1938 senesinde duydum.
“Bilgelik sokaklarda bağırdı, sesini genel yerlerde duyurdu. Düşüncesizleri bırakın beriye dönsünler, anlamaktan aciz olanlara söylerim.” Bu demektir ki; kişi Yaradan ile bir olmakla ödüllendirilirse, Kutsal Şehina (Kutsallık) ona der ki, “daha önce aptal olmalısın”, bu gerçekten öyle olduğu için değildir. Bunun sebebi, kalpsiz olmasıdır. Bunun için şunu söyleriz: “Ve hepsi O’nun, inancın Tanrısı olduğuna inanırlar.”
Bu demektir ki; daha sonra, biz asıl Dvekut (bir olmak) ile ödüllendirildiğimizde, bu aptallık olarak görülmez, buna akıl üzeri inanç demem gerekir. Üstelik kişinin çalışması sonucunda edindiği hissiyatı, bu çalışmanın mantık dâhilinde olduğunu söylese bile kişinin bu çalışmanın mantık ötesi olduğuna inanması gereklidir. Aksine; daha önce mantığının onu hizmet etmeye zorlamadığını gördü ve daha sonra mantık ötesi çalışmak zorunda kaldı ve bunun içinde gerçek bir mantık var dedi. Bunun anlamı, bu hizmetin asıl gerçeklik olduğuna inanıyor demektir.

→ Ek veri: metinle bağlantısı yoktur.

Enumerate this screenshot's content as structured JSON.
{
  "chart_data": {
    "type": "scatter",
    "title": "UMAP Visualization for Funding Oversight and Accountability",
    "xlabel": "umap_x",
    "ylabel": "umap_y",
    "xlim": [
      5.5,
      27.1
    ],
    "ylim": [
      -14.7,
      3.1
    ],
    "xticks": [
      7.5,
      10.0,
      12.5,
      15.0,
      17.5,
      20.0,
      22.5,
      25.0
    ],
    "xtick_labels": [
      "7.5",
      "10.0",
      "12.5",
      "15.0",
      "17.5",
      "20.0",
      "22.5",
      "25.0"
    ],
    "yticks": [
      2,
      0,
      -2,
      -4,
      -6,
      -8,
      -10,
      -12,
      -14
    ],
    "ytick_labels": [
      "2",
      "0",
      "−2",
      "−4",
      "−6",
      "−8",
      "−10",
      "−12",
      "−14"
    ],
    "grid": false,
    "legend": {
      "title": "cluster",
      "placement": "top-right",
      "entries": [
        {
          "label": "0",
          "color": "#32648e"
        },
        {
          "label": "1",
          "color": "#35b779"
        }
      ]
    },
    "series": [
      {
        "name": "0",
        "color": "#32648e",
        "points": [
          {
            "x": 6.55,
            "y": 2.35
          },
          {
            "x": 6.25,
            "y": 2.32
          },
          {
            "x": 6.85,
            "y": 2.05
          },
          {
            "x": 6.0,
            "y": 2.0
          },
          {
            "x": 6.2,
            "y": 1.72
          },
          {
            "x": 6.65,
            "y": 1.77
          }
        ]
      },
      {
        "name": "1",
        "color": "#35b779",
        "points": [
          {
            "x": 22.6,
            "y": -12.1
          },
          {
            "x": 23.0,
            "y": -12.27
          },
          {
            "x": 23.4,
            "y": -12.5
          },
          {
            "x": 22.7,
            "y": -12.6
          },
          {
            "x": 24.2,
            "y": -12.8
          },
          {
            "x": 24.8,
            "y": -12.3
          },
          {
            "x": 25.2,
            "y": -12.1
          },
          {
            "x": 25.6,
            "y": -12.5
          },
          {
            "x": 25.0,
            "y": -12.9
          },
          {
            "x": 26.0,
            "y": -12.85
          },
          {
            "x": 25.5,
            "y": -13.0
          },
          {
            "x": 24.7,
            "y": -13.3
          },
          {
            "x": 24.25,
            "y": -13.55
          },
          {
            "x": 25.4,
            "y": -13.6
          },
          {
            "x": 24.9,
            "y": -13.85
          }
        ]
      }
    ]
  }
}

Ve sonra bunun tam tersidir; bütün çalışmaları onu, onun aklını mecbur eder. Diğer bir deyişle, Dvekut onu çalışmaya yöneltir. Ancak, mantık içinde gördüğü her şeyin mantık ötesi olduğuna inanır. Bu daha önce böyle değildi; mantık ötesi formda olan her şeyin mantık içinde olması.